We often forget this because they only play the Calgary Flames twice a season, but the Carolina Hurricanes are a really good hockey club. They out-scored the Flames in every game situation en route to a rock-solid 4-0 victory on Saturday afternoon in the Saddledome.

The Rundown

The opening period was one of the Flames’ best opening 20s of the season. They played a structured, patient game but couldn’t bury their chances. Shots were 12-8 Flames and scoring chances 9-6 Flames.

The Hurricanes really imposed themselves in the second period, making some nice adjustments in the neutral zone that the Flames had trouble with. The Flames failed to get a clean clear in their own end, allowing Jordan Martinook to feed Brock McGinn for a redirect past David Rittich to make it 1-0 Hurricanes.

The Flames challenged on the basis of off-sides. Here’s the gist: Julien Gauthier couldn’t hold the puck into the zone, but because McGinn tagged up before Gauthier touched the puck in the offensive zone the play was still legal and the goal still counted.

The Flames drew a penalty on the ensuing delay-of-game advantage they gave Carolina, but then took a penalty to wash that penalty out and make things four-on-three. On that Carolina power play, Dougie Hamilton put a shot past Rittich’s glove to make it 2-0 Hurricanes.

Shots were 18-7 Hurricanes and scoring chances 14-6 Hurricanes in the second period. It wasn’t like things were going swimmingly before the failed challenge.

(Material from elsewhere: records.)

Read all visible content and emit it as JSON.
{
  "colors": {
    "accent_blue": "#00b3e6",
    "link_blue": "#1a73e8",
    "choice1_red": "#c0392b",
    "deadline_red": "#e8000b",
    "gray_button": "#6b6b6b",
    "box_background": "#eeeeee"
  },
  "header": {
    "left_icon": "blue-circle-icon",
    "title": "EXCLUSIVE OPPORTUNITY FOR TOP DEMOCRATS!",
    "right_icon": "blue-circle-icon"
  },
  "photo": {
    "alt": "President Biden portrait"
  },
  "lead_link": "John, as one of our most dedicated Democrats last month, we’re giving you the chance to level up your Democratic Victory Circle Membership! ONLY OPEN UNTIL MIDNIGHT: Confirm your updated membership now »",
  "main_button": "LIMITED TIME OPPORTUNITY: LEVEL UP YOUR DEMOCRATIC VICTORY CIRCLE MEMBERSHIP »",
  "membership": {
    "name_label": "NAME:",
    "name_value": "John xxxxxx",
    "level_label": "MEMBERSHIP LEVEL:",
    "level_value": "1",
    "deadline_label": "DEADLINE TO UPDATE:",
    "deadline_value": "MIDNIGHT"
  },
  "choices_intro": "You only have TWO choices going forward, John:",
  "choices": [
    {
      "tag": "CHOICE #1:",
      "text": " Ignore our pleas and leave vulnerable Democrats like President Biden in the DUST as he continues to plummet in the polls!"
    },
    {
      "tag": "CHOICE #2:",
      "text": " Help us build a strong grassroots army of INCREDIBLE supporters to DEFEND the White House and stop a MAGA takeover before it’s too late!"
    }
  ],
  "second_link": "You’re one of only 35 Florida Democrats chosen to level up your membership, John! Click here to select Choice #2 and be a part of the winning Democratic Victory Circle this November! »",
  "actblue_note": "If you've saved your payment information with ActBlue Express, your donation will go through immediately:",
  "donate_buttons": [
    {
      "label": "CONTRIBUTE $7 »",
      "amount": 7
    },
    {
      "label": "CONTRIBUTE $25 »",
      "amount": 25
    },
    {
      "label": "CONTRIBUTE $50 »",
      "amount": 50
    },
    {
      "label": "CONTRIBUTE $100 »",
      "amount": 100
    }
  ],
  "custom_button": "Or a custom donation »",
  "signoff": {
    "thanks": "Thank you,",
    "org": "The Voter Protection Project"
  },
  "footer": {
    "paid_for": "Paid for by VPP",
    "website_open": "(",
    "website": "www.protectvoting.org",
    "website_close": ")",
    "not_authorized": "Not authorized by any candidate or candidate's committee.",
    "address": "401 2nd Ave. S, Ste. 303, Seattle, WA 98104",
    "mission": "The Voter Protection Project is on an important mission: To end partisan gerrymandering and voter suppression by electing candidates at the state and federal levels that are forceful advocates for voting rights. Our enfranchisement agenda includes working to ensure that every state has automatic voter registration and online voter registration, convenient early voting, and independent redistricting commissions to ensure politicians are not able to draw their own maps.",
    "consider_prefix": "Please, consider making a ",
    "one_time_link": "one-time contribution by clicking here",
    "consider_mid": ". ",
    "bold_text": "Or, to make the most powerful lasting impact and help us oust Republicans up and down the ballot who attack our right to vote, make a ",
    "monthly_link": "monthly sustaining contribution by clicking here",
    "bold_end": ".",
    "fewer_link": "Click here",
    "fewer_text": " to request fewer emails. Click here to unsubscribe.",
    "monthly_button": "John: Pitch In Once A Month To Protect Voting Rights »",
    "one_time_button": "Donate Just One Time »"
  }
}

The Flames pressed at times in the third period, but Warren Foegele buried a blocked pass on a late Flames power play to increase the visiting team’s lead to 3-0. Foegele added an empty netter and the Canes held on for the road victory.

Shots were 13-9 Flames and scoring chances 9-6 Flames in the third period.

Why the Flames Lost

The Flames didn’t do a heck of a lot with the puck all game, but things got away from them quite a bit in the second period. Their puck management wasn’t as good as it was in prior games and Carolina’s speed in all three zones made life difficult.

In short? They lost because they were the second-best team in most game situations. The gap wasn’t massive, but Carolina was definitively better.

Red Warrior

Elias Lindholm was noticeable every time he hit the ice. He seemed energized playing against his old club.

The Turning Point

Undoubtedly, the 65 second sequence where the Flames allowed a goal, lost a challenge, drew a penalty, took a penalty, and allowed another goal, was one where the club was rattled for a little bit. The game got away from them and they never completely recovered.

The Numbers

Data via Natural Stat Trick. Percentage stats are 5v5.

Mangiapane 56.5 75.0 -0.075
Hamonic 53.3 62.5 0.175
Ryan 52.9 80.0 0.325
Jankowski 52.4 40.0 -0.150
Tkachuk 52.4 75.0 0.350
Kylington 52.4 75.0 0.100
Dube 50.0 80.0 0.000
Lucic 50.0 80.0 0.215
Rieder 50.0 40.0 0.040
Giordano 48.3 66.7 0.300
Brodie 48.3 66.7 0.250
Lindholm 47.6 75.0 0.720
Frolik 47.4 40.0 -0.200
Andersson 44.0 80.0 0.100
Monahan 39.1 80.0 -0.210
Gaudreau 37.5 80.0 -0.150
Hanifin 35.7 66.7 -0.225
Backlund 34.6 80.0 -0.195
Rittich 0.450

This and That

For the curious, the Situation Room’s verdict on the first Carolina goal:

Up Next

The Flames (18-13-4) are off tomorrow. They’re back in action on Tuesday evening when the Pittsburgh Penguins come to town.